Alikè, imputati offrono 3 milioni per patteggiare

di Corrado Barbacini
Tre milioni di euro. È questa la cifra - sotto forma di denaro ma anche di terreni - che Dimitri Passaro e Gianluca Valenti hanno messo a disposizione. Passaro e Valenti sono i due ex amministratori di Alikè, la holding immobiliare fallita il 19 febbraio 2009: per entrambi l’imputazione è di bancarotta fraudolenta. L’accordo, proposto nell’udienza di ieri mattina davanti al giudice Laura Barresi, è quello di mettere le somme a disposizione dei curatori, condizionandole però alla possibilità di patteggiare.
In pratica gli avvocati Alberto Tarlao e Livio Grapulin, i difensori di Dimitri Passaro (da qualche mese residente a Belgrado) hanno offerto, alla presenza del pm Federico Frezza, la somma di un milione e mezzo di euro. Come contropartita chiedono una sentenza di patteggiamento di 23 mesi con la condizionale. Per l’altro imputato, Gianluca Valenti (attualmente residente a Cittadella dove ha avviato una nuova attività), il difensore, l’avvocato Gianluca Rizzardi, ha messo sul piatto la totalità delle quote di una società immobiliare di Tarvisio proprietaria di terreni del valore, sulla carta, di un milione 450mila euro. In cambio chiede una sentenza di patteggiamento per tre anni con i benefici. Il giudice Barresi ha aggiornato l’udienza al prossimo primo febbraio per consentire di perfezionare la trattativa con la parte civile rappresentata dall’avvocato Emanuele Urso.

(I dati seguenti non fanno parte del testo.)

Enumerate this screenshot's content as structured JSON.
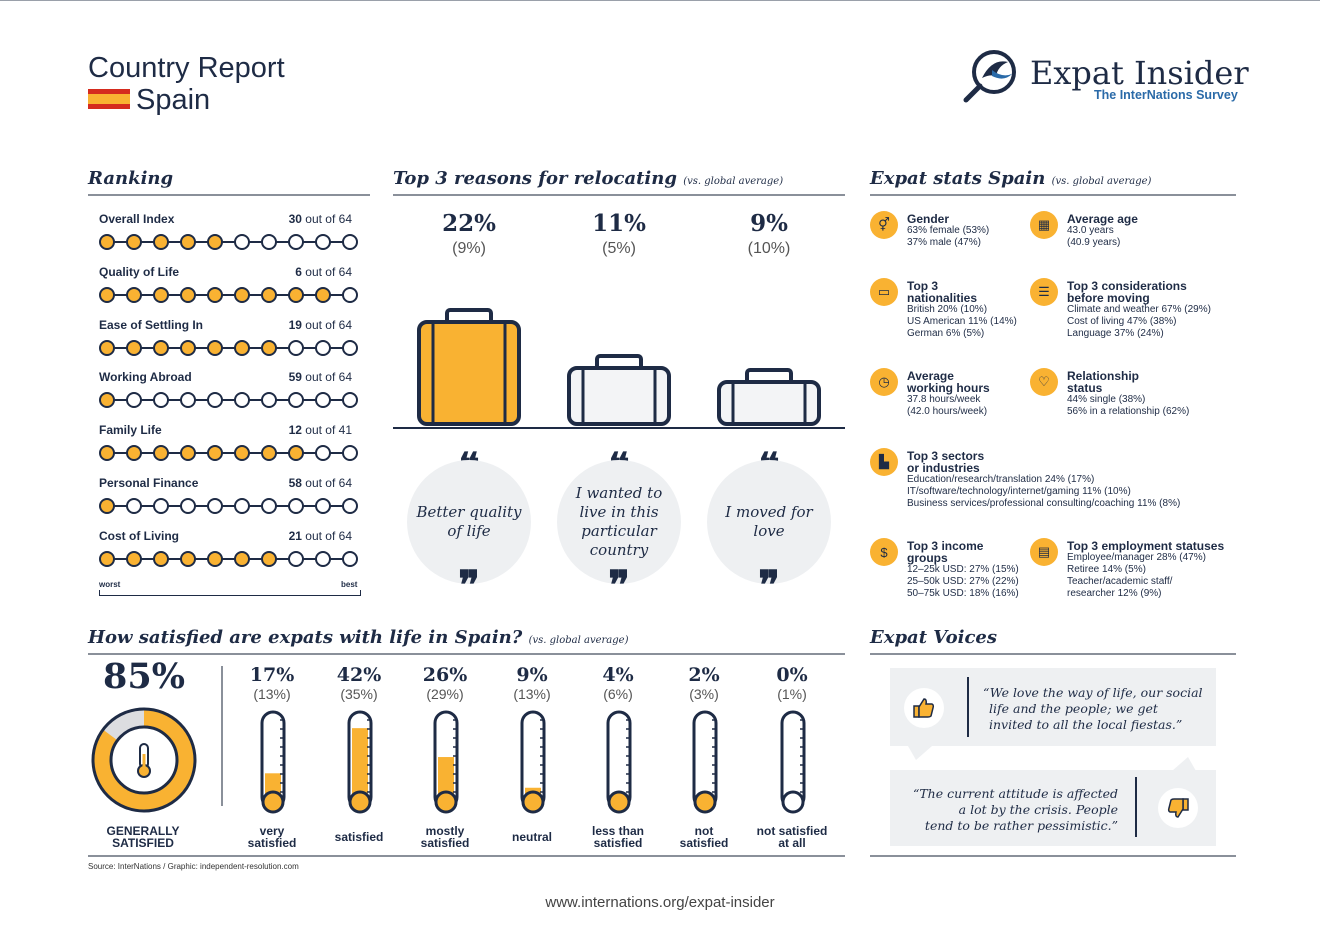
{
  "header": {
    "title": "Country Report",
    "country": "Spain",
    "logo_name": "Expat Insider",
    "logo_sub": "The InterNations Survey"
  },
  "ranking": {
    "title": "Ranking",
    "rows": [
      {
        "label": "Overall Index",
        "rank": "30",
        "of": "out of 64",
        "filled": 5
      },
      {
        "label": "Quality of Life",
        "rank": "6",
        "of": "out of 64",
        "filled": 9
      },
      {
        "label": "Ease of Settling In",
        "rank": "19",
        "of": "out of 64",
        "filled": 7
      },
      {
        "label": "Working Abroad",
        "rank": "59",
        "of": "out of 64",
        "filled": 1
      },
      {
        "label": "Family Life",
        "rank": "12",
        "of": "out of 41",
        "filled": 8
      },
      {
        "label": "Personal Finance",
        "rank": "58",
        "of": "out of 64",
        "filled": 1
      },
      {
        "label": "Cost of Living",
        "rank": "21",
        "of": "out of 64",
        "filled": 7
      }
    ],
    "worst": "worst",
    "best": "best"
  },
  "reasons": {
    "title": "Top 3 reasons for relocating",
    "subtitle": "(vs. global average)",
    "items": [
      {
        "pct": "22%",
        "global": "(9%)",
        "text": "Better quality of life"
      },
      {
        "pct": "11%",
        "global": "(5%)",
        "text": "I wanted to live in this particular country"
      },
      {
        "pct": "9%",
        "global": "(10%)",
        "text": "I moved for love"
      }
    ]
  },
  "stats": {
    "title": "Expat stats Spain",
    "subtitle": "(vs. global average)",
    "gender": {
      "title": "Gender",
      "lines": [
        "63% female (53%)",
        "37% male (47%)"
      ],
      "icon": "⚥"
    },
    "age": {
      "title": "Average age",
      "lines": [
        "43.0 years",
        "(40.9 years)"
      ],
      "icon": "▦"
    },
    "nationalities": {
      "title1": "Top 3",
      "title2": "nationalities",
      "lines": [
        "British 20% (10%)",
        "US American 11% (14%)",
        "German 6% (5%)"
      ],
      "icon": "▭"
    },
    "considerations": {
      "title1": "Top 3 considerations",
      "title2": "before moving",
      "lines": [
        "Climate and weather 67% (29%)",
        "Cost of living 47% (38%)",
        "Language 37% (24%)"
      ],
      "icon": "☰"
    },
    "hours": {
      "title1": "Average",
      "title2": "working hours",
      "lines": [
        "37.8 hours/week",
        "(42.0 hours/week)"
      ],
      "icon": "◷"
    },
    "relationship": {
      "title1": "Relationship",
      "title2": "status",
      "lines": [
        "44% single (38%)",
        "56% in a relationship (62%)"
      ],
      "icon": "♡"
    },
    "sectors": {
      "title1": "Top 3 sectors",
      "title2": "or industries",
      "lines": [
        "Education/research/translation 24% (17%)",
        "IT/software/technology/internet/gaming 11% (10%)",
        "Business services/professional consulting/coaching 11% (8%)"
      ],
      "icon": "▙"
    },
    "income": {
      "title1": "Top 3 income",
      "title2": "groups",
      "lines": [
        "12–25k USD: 27% (15%)",
        "25–50k USD: 27% (22%)",
        "50–75k USD: 18% (16%)"
      ],
      "icon": "$"
    },
    "employment": {
      "title": "Top 3 employment statuses",
      "lines": [
        "Employee/manager 28% (47%)",
        "Retiree 14% (5%)",
        "Teacher/academic staff/",
        "researcher 12% (9%)"
      ],
      "icon": "▤"
    }
  },
  "satisfaction": {
    "title": "How satisfied are expats with life in Spain?",
    "subtitle": "(vs. global average)",
    "overall": {
      "pct": "85%",
      "label1": "GENERALLY",
      "label2": "SATISFIED",
      "value": 0.85
    },
    "items": [
      {
        "pct": "17%",
        "global": "(13%)",
        "l1": "very",
        "l2": "satisfied",
        "value": 0.17
      },
      {
        "pct": "42%",
        "global": "(35%)",
        "l1": "satisfied",
        "l2": "",
        "value": 0.42
      },
      {
        "pct": "26%",
        "global": "(29%)",
        "l1": "mostly",
        "l2": "satisfied",
        "value": 0.26
      },
      {
        "pct": "9%",
        "global": "(13%)",
        "l1": "neutral",
        "l2": "",
        "value": 0.09
      },
      {
        "pct": "4%",
        "global": "(6%)",
        "l1": "less than",
        "l2": "satisfied",
        "value": 0.04
      },
      {
        "pct": "2%",
        "global": "(3%)",
        "l1": "not",
        "l2": "satisfied",
        "value": 0.02
      },
      {
        "pct": "0%",
        "global": "(1%)",
        "l1": "not satisfied",
        "l2": "at all",
        "value": 0.0
      }
    ]
  },
  "voices": {
    "title": "Expat Voices",
    "positive": [
      "“We love the way of life, our social",
      "life and the people; we get",
      "invited to all the local fiestas.”"
    ],
    "negative": [
      "“The current attitude is affected",
      "a lot by the crisis. People",
      "tend to be rather pessimistic.”"
    ]
  },
  "footer": {
    "source": "Source: InterNations / Graphic: independent-resolution.com",
    "url": "www.internations.org/expat-insider"
  },
  "colors": {
    "navy": "#1e2b45",
    "orange": "#f9b232",
    "blue": "#2a6aa8",
    "grey": "#eef0f2"
  }
}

Ma è chiaro che la strada intrapresa ha tutti gli elementi per essere quella definitiva. I circa tre milioni dovranno servire per pagare una parte dei debiti. Una goccia nel mare della voragine stimata all’epoca in oltre 20 milioni di euro. Tuttavia nei mesi scorsi attraverso la cessione di cespiti come il palazzo Ras o villa Hausbrandt una parte della voragine debitoria è stata sanata. Proprio nella villa di viale Miramare 241 aveva sede la holding poi crollata miseramente.

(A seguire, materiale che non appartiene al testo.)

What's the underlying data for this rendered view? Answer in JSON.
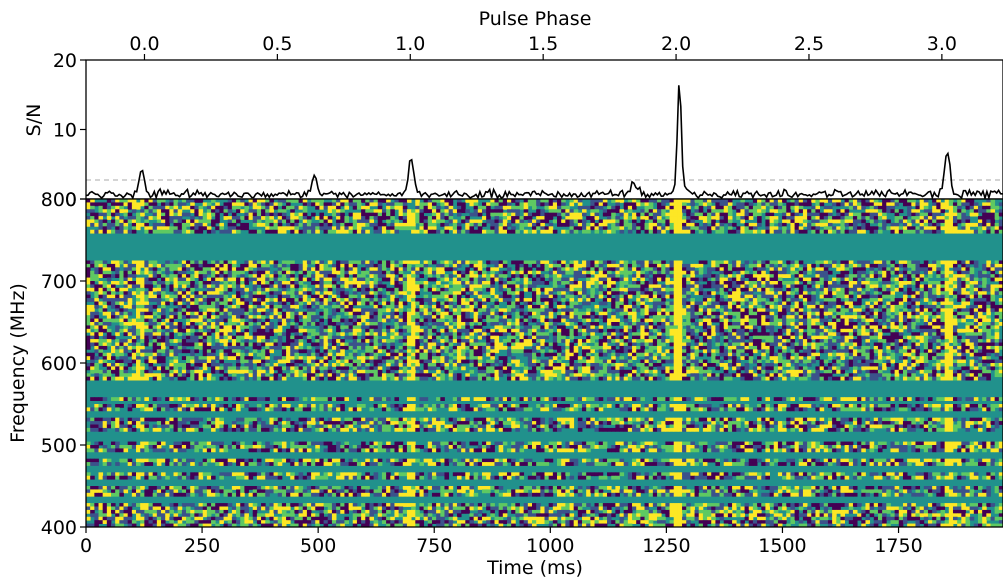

L’indagine era stata avviata dall’allora pubblico ministero Raffaele Tito ed “ereditata” dal collega Federico Frezza. Ai due imputati vengono contestati numerosi episodi di bancarotta fraudolenta, di evasione fiscale collegata a fatturazioni per operazioni inesistenti, a infedeli dichiarazioni dei redditi. Per quest'ultima operazione dalle casse della Alikè investments spa era uscito un milione e mezzo di euro. I soldi relativi appunto ai terreni di Tarvisio.

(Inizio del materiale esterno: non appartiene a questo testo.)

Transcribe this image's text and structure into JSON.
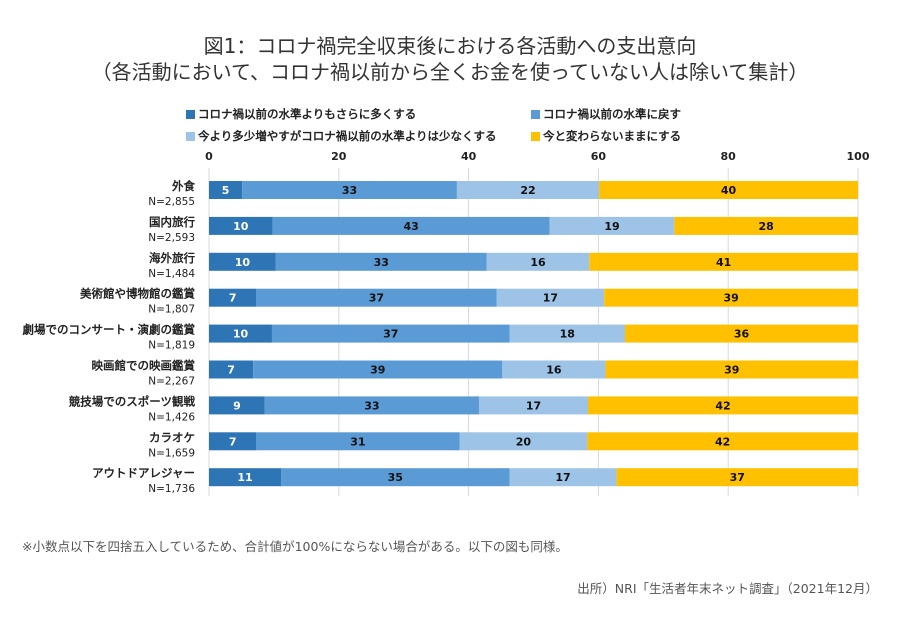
{
  "chart_data": {
    "type": "bar",
    "orientation": "horizontal",
    "stacked": true,
    "title": "図1：コロナ禍完全収束後における各活動への支出意向",
    "subtitle": "（各活動において、コロナ禍以前から全くお金を使っていない人は除いて集計）",
    "xlabel": "",
    "ylabel": "",
    "xlim": [
      0,
      100
    ],
    "x_ticks": [
      0,
      20,
      40,
      60,
      80,
      100
    ],
    "grid": true,
    "legend_position": "top",
    "categories": [
      {
        "label": "外食",
        "n": "N=2,855"
      },
      {
        "label": "国内旅行",
        "n": "N=2,593"
      },
      {
        "label": "海外旅行",
        "n": "N=1,484"
      },
      {
        "label": "美術館や博物館の鑑賞",
        "n": "N=1,807"
      },
      {
        "label": "劇場でのコンサート・演劇の鑑賞",
        "n": "N=1,819"
      },
      {
        "label": "映画館での映画鑑賞",
        "n": "N=2,267"
      },
      {
        "label": "競技場でのスポーツ観戦",
        "n": "N=1,426"
      },
      {
        "label": "カラオケ",
        "n": "N=1,659"
      },
      {
        "label": "アウトドアレジャー",
        "n": "N=1,736"
      }
    ],
    "series": [
      {
        "name": "コロナ禍以前の水準よりもさらに多くする",
        "color": "#2E75B6",
        "label_color": "#ffffff",
        "values": [
          5,
          10,
          10,
          7,
          10,
          7,
          9,
          7,
          11
        ],
        "plot_values": [
          5.1,
          9.8,
          10.3,
          7.3,
          9.7,
          6.8,
          8.6,
          7.3,
          11.1
        ]
      },
      {
        "name": "コロナ禍以前の水準に戻す",
        "color": "#5B9BD5",
        "label_color": "#111111",
        "values": [
          33,
          43,
          33,
          37,
          37,
          39,
          33,
          31,
          35
        ],
        "plot_values": [
          33.1,
          42.7,
          32.5,
          37.0,
          36.6,
          38.4,
          33.0,
          31.3,
          35.2
        ]
      },
      {
        "name": "今より多少増やすがコロナ禍以前の水準よりは少なくする",
        "color": "#9DC3E6",
        "label_color": "#111111",
        "values": [
          22,
          19,
          16,
          17,
          18,
          16,
          17,
          20,
          17
        ],
        "plot_values": [
          21.9,
          19.2,
          15.8,
          16.6,
          17.8,
          15.9,
          16.8,
          19.7,
          16.5
        ]
      },
      {
        "name": "今と変わらないままにする",
        "color": "#FFC000",
        "label_color": "#111111",
        "values": [
          40,
          28,
          41,
          39,
          36,
          39,
          42,
          42,
          37
        ],
        "plot_values": [
          39.9,
          28.3,
          41.4,
          39.1,
          35.9,
          38.9,
          41.6,
          41.7,
          37.2
        ]
      }
    ]
  },
  "footer": {
    "note": "※小数点以下を四捨五入しているため、合計値が100%にならない場合がある。以下の図も同様。",
    "source": "出所）NRI「生活者年末ネット調査」（2021年12月）"
  }
}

L'indagine aveva messo a fuoco il sistema ideato dai due soci: una sorta di catena di Sant'Antonio. Gli immobili venivano ceduti da una società all'altra, con valori sempre crescenti: le rivalutazioni consentivano di accedere a finanziamenti bancari sempre più consistenti e ingiustificati. Nel verso opposto decine di fatture false riducevano la base imponibile degli immobili rivalutati.
Nel 2006 Dimitri Passaro e Gianluca Valenti erano sbarcati a Trieste ma anche a Monfalcone. Sembra passato un secolo da quando la loro “buona stella” brillava: «Vogliamo investire qui perché la città è strategica per il mercato immobiliare. Non crediamo nella speculazione selvaggia e negli imprenditori mordi e fuggi. Noi vogliamo restare qui per crescere», avevano detto.